Check out the Geostationary Operational Environmental Satellite East 1-km visible image from the College of DuPage Weather Lab Wednesday afternoon. I've overlaid temperatures and winds. You can clearly see the lake breeze boundary driving the big temperature contrast.
Pretty interesting stuff if you're a weatherman in Minnesota. Yes, I get a little geeked in the Huttner Weather Lab on days like this.
Frosty up north
The air mass up north doesn't have far to go to get to freezing overnight. Frost and freeze warnings are up for a big chunk of northeast Minnesota Thursday morning.
More summer than fall in the next 7 days?

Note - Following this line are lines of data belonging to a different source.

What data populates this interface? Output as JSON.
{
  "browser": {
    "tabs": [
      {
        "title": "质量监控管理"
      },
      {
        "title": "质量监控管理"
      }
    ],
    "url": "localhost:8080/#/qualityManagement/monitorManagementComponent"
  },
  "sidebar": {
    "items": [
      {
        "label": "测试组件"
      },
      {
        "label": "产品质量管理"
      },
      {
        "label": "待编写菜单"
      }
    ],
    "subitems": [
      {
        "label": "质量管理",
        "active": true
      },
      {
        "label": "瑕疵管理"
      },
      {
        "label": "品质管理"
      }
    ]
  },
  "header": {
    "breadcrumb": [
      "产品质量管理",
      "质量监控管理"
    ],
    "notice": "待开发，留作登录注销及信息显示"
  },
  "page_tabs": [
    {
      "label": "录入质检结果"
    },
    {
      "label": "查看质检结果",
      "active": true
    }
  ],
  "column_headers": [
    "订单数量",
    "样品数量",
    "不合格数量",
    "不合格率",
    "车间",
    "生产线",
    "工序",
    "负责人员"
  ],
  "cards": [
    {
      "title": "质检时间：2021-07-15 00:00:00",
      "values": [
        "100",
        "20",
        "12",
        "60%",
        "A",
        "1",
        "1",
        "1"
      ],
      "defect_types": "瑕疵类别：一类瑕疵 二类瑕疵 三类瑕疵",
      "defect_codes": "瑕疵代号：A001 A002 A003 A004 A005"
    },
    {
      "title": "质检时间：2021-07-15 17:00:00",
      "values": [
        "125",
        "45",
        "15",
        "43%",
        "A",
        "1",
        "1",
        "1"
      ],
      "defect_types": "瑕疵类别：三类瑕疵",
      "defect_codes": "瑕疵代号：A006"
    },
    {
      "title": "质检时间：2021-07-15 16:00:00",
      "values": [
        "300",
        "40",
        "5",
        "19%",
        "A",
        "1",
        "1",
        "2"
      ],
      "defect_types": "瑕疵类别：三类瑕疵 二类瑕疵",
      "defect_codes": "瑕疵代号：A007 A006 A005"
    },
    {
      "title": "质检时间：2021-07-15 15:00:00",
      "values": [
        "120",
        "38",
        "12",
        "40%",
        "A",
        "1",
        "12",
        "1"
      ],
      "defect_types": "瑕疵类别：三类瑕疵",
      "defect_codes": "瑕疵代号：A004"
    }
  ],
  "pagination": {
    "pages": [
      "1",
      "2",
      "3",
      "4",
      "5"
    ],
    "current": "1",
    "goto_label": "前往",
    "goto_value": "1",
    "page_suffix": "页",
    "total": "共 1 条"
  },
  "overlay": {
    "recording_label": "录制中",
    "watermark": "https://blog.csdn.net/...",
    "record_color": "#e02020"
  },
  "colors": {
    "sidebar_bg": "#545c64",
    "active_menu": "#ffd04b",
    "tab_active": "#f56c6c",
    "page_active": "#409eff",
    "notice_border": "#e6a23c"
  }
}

Overall, the next week looks more like summer over most of Minnesota. The latest European Centre for Medium-Range Weather Forecasts model run suggests seven of the next eight days could reach the 70-degree mark in the Twin Cities.
The latest runs from the National Oceanic and Atmospheric Administration's Global Forecast System seem to agree on a late September warm up -- after flopping back to a colder regime previously.
A warm and relatively dry run into early October? We'll see.